The influence of flint stones on a soil microbial community in the northern Negev Desert.

In the Negev Desert ecosystems, flint-stone cover on slopes acts as a barrier against water flow. As a result, soil moisture increases and organic matter accumulates under the stone and in the immediate surroundings, both affecting the duration of soil microbial activity.

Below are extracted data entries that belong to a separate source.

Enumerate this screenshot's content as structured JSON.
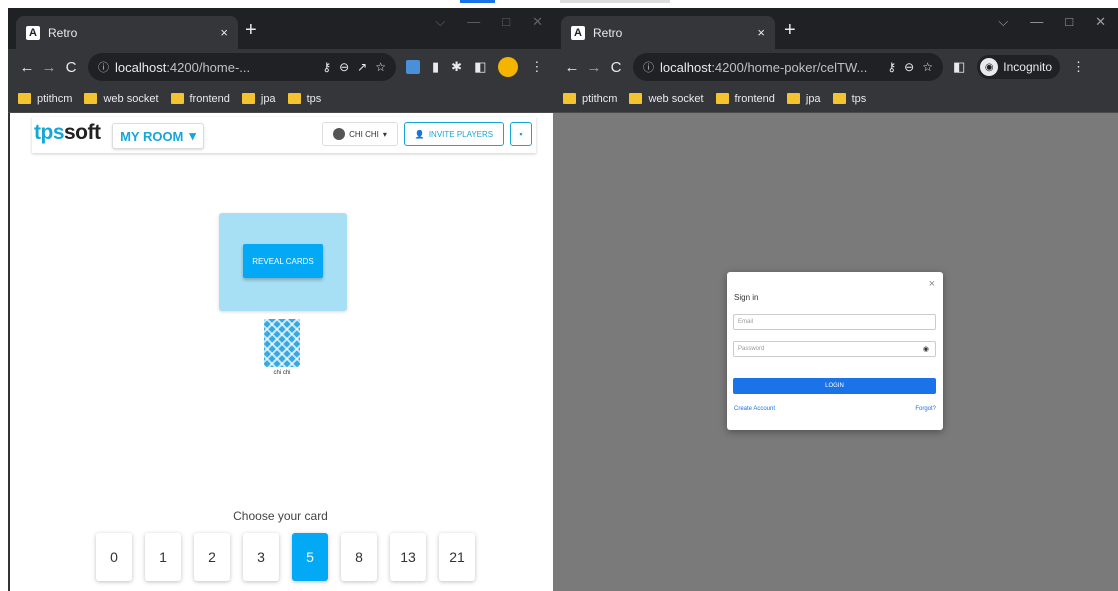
{
  "left_window": {
    "tab": {
      "favicon": "A",
      "title": "Retro",
      "close": "×"
    },
    "new_tab": "+",
    "controls": [
      "⌵",
      "—",
      "□",
      "✕"
    ],
    "url": {
      "info": "ⓘ",
      "host": "localhost",
      "rest": ":4200/home-..."
    },
    "bookmarks": [
      "ptithcm",
      "web socket",
      "frontend",
      "jpa",
      "tps"
    ]
  },
  "right_window": {
    "tab": {
      "favicon": "A",
      "title": "Retro",
      "close": "×"
    },
    "new_tab": "+",
    "controls": [
      "⌵",
      "—",
      "□",
      "✕"
    ],
    "url": {
      "info": "ⓘ",
      "host": "localhost",
      "rest": ":4200/home-poker/celTW..."
    },
    "incognito_label": "Incognito",
    "bookmarks": [
      "ptithcm",
      "web socket",
      "frontend",
      "jpa",
      "tps"
    ]
  },
  "app": {
    "logo_tps": "tps",
    "logo_soft": "soft",
    "room_label": "MY ROOM",
    "room_caret": "▾",
    "user_label": "CHI CHI",
    "user_caret": "▾",
    "invite_label": "INVITE PLAYERS",
    "doc_icon": "▪",
    "reveal_label": "REVEAL CARDS",
    "player_name": "chi chi",
    "choose_label": "Choose your card",
    "cards": [
      "0",
      "1",
      "2",
      "3",
      "5",
      "8",
      "13",
      "21"
    ],
    "selected_card": "5",
    "accent_color": "#03a9f4"
  },
  "signin": {
    "close": "×",
    "title": "Sign in",
    "email_placeholder": "Email",
    "password_placeholder": "Password",
    "login_label": "LOGIN",
    "create_account": "Create Account",
    "forgot": "Forgot?"
  }
}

On the other hand, during the dry season (characterized by approximately 210 dew nights), flint-stone cover plays an important role in the formation of dew, which eventually trickles down beneath the stone, correspondingly enhancing biological activity. The present study examined the possible role of flint stones as hotspots for soil microbial-community activity and diversity. The results were compared with those obtained from the adjacent stone-free soils in the open spaces (OS), which served as controls. Microbial activity (respiration and biomass) and functional diversity were determined by the MicroResp™ method. In addition, estimates of genetic diversity and viable counts of bacteria and fungi [colony-forming units (CFUs)] were obtained. The soil was significantly wetter and contained more organic matter beneath the flint stones (BFS). As hypothesized, biological activity was enhanced under the stones, as described by CO2 evolution, microbial-community biomass functional diversity, and fungal phylogenetic diversity. BFS environments favored a greater range of catabolic functions. Taxa generally known for their stress resilience were found in the OS habitats. The results of this study elucidate the importance of flint-stone cover to soil microbial biomass, community activity, and functional diversity in the northern Negev Desert.